By Arret Jatta
The National Assembly Public Enterprise Committee (PEC) has raised concerns over the non-deduction of withholding tax on payments made to international consultants under major energy sector projects implemented by the National Water and Electricity Company (Nawec).
The matter emerged during a committee session yesterday as lawmakers reviewed audit findings relating to Nawec’s ECOREAP, GERMP and GEAP project reports.
PEC member and NAM for Jokadou Salif Jawo questioned Nawec management over auditor’s observations that payments totalling US$647,900 were made without the deduction of withholding tax, contrary to standard tax requirements.
According to the findings of the auditors presented to the committee, a review of Nawec’s general ledger and sampled payment vouchers revealed that the payments to international consultants were processed without withholding tax deductions.
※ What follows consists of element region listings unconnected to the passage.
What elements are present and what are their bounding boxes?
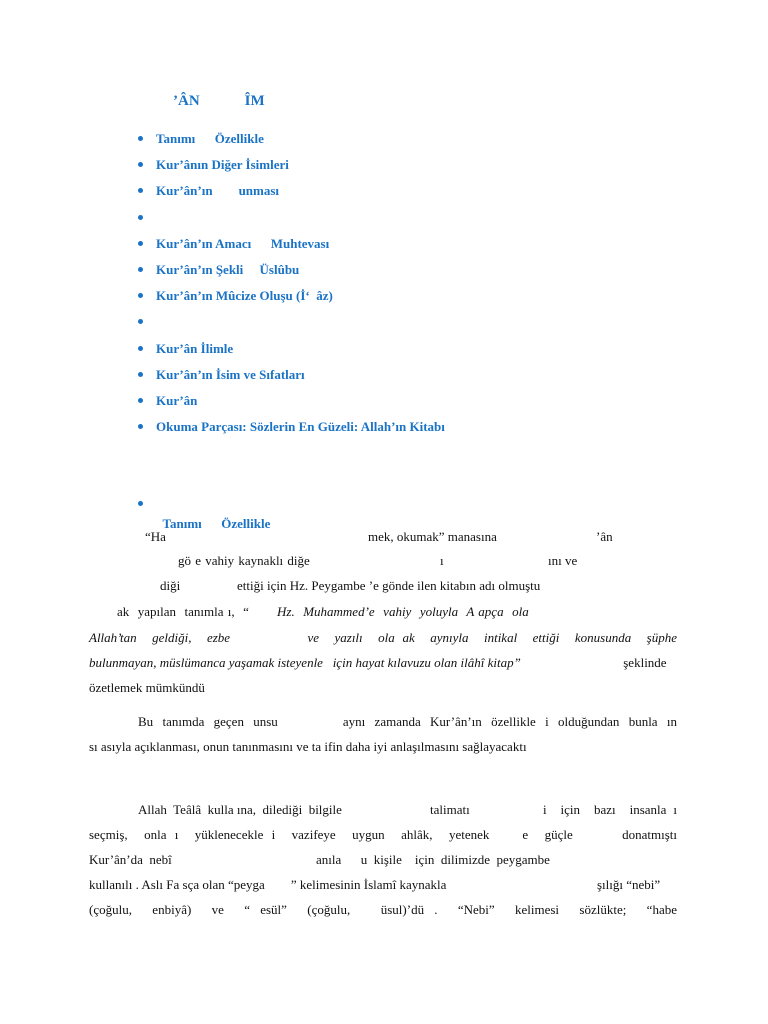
toc-item[interactable] — [138, 260, 445, 286]
bullet-icon — [138, 346, 143, 351]
bullet-icon — [138, 267, 143, 272]
paragraph-text: (çoğulu, enbiyâ) ve “ esül” (çoğulu, üsul)’dü . “Nebi” kelimesi sözlükte; “habe — [89, 902, 677, 917]
paragraph-text: diği — [160, 578, 181, 593]
paragraph-text: ettiği için Hz. Peygambe ’e gönde ilen kitabın adı olmuştu — [237, 578, 541, 593]
paragraph-text: ı — [440, 553, 444, 568]
paragraph-text: anıla u kişile için dilimizde peygambe — [316, 852, 550, 867]
toc-label[interactable]: Okuma Parçası: Sözlerin En Güzeli: Allah’ın Kitabı — [156, 419, 445, 435]
table-of-contents — [138, 129, 445, 443]
bullet-icon — [138, 424, 143, 429]
paragraph-text: seçmiş, onla ı yüklenecekle i vazifeye uygun ahlâk, yetenek e güçle donatmıştı — [89, 827, 677, 842]
toc-item[interactable] — [138, 286, 445, 312]
toc-label[interactable]: Kur’ân’ın unması — [156, 183, 280, 199]
toc-item[interactable] — [138, 312, 445, 338]
toc-item[interactable] — [138, 365, 445, 391]
toc-item[interactable] — [138, 417, 445, 443]
bullet-icon — [138, 398, 143, 403]
toc-label[interactable]: Tanımı Özellikle — [156, 131, 264, 146]
toc-label[interactable]: Kur’ân’ın Şekli Üslûbu — [156, 261, 300, 277]
toc-label[interactable]: Kur’ânın Diğer İsimleri — [156, 157, 289, 173]
bullet-icon — [138, 319, 143, 324]
toc-label[interactable]: Kur’ân’ın Mûcize Oluşu (İ‘ âz) — [156, 288, 333, 304]
toc-label[interactable]: Kur’ân İlimle — [156, 340, 234, 356]
bullet-icon — [138, 188, 143, 193]
paragraph-text: Allah Teâlâ kulla ına, dilediği bilgile — [138, 802, 342, 817]
toc-label[interactable]: Kur’ân’ın İsim ve Sıfatları — [156, 366, 305, 382]
toc-item[interactable] — [138, 339, 445, 365]
toc-item[interactable] — [138, 208, 445, 234]
paragraph-text: kullanılı . Aslı Fa sça olan “peyga ” kelimesinin İslamî kaynakla — [89, 877, 447, 892]
toc-label[interactable]: Kur’ân — [156, 392, 198, 408]
bullet-icon — [138, 501, 143, 506]
paragraph-text: sı asıyla açıklanması, onun tanınmasını ve ta ifin daha iyi anlaşılmasını sağlayacaktı — [89, 739, 527, 754]
paragraph-text: özetlemek mümkündü — [89, 680, 205, 695]
paragraph-text: şılığı “nebi” — [597, 877, 661, 892]
toc-item[interactable] — [138, 155, 445, 181]
bullet-icon — [138, 136, 143, 141]
paragraph-text: ’ân — [596, 529, 613, 544]
bullet-icon — [138, 372, 143, 377]
toc-label[interactable]: Kur’ân’ın Amacı Muhtevası — [156, 235, 330, 251]
paragraph-text: bulunmayan, müslümanca yaşamak isteyenle için hayat kılavuzu olan ilâhî kitap” — [89, 655, 521, 670]
toc-item[interactable] — [138, 181, 445, 207]
paragraph-text: i için bazı insanla ı — [543, 802, 677, 817]
toc-item[interactable] — [138, 234, 445, 260]
page-title: ’ÂN ÎM — [173, 93, 265, 109]
toc-item[interactable] — [138, 129, 445, 155]
paragraph-text: Kur’ân’da nebî — [89, 852, 172, 867]
paragraph-text: mek, okumak” manasına — [368, 529, 497, 544]
paragraph-text: ak yapılan tanımla ı, “ — [117, 604, 249, 619]
toc-item[interactable] — [138, 391, 445, 417]
paragraph-text: gö e vahiy kaynaklı diğe — [178, 553, 310, 568]
paragraph-text: “Ha — [145, 529, 166, 544]
paragraph-text: talimatı — [430, 802, 470, 817]
paragraph-text: Bu tanımda geçen unsu aynı zamanda Kur’ân’ın özellikle i olduğundan bunla ın — [138, 714, 677, 729]
paragraph-text: Allah’tan geldiği, ezbe ve yazılı ola ak aynıyla intikal ettiği konusunda şüphe — [89, 630, 677, 645]
bullet-icon — [138, 162, 143, 167]
section-heading-label: Tanımı Özellikle — [162, 516, 271, 531]
paragraph-text: Hz. Muhammed’e vahiy yoluyla A apça ola — [277, 604, 529, 619]
paragraph-text: şeklinde — [620, 655, 667, 670]
bullet-icon — [138, 241, 143, 246]
bullet-icon — [138, 293, 143, 298]
paragraph-text: ını ve — [548, 553, 578, 568]
bullet-icon — [138, 215, 143, 220]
Responding to the concerns, Nawec Managing Director Gallo Saidy explained that the omission stemmed from contractual arrangements that predated directives from the Ministry of Finance regarding withholding tax requirements.
“The withholding tax issue arose because when these contracts were being signed, there was no provision in the contracts requiring withholding tax deductions. It was only after the contracts had been signed and implemented that the Ministry of Finance indicated that withholding tax should be applied,” MD Saidy told the committee.
He added that Nawec had communicated to the ministry to clarify the situation, arguing that it would not be appropriate to retroactively impose tax deductions on agreements that had already been finalised under different terms.
He however stated that going forward, they will ensure that withholding tax provisions are included in all new contracts.
Another Nawec official appearing before the committee supported the managing director’s explanation, describing the issue as partly arising from a “knowledge gap” during the early stages of the projects.
She noted that the projects were considered costly and that certain tax considerations were not factored into initial contract negotiations.
Members of the PEC emphasised the importance of strict financial compliance, particularly for publicly funded infrastructure initiatives involving international partners.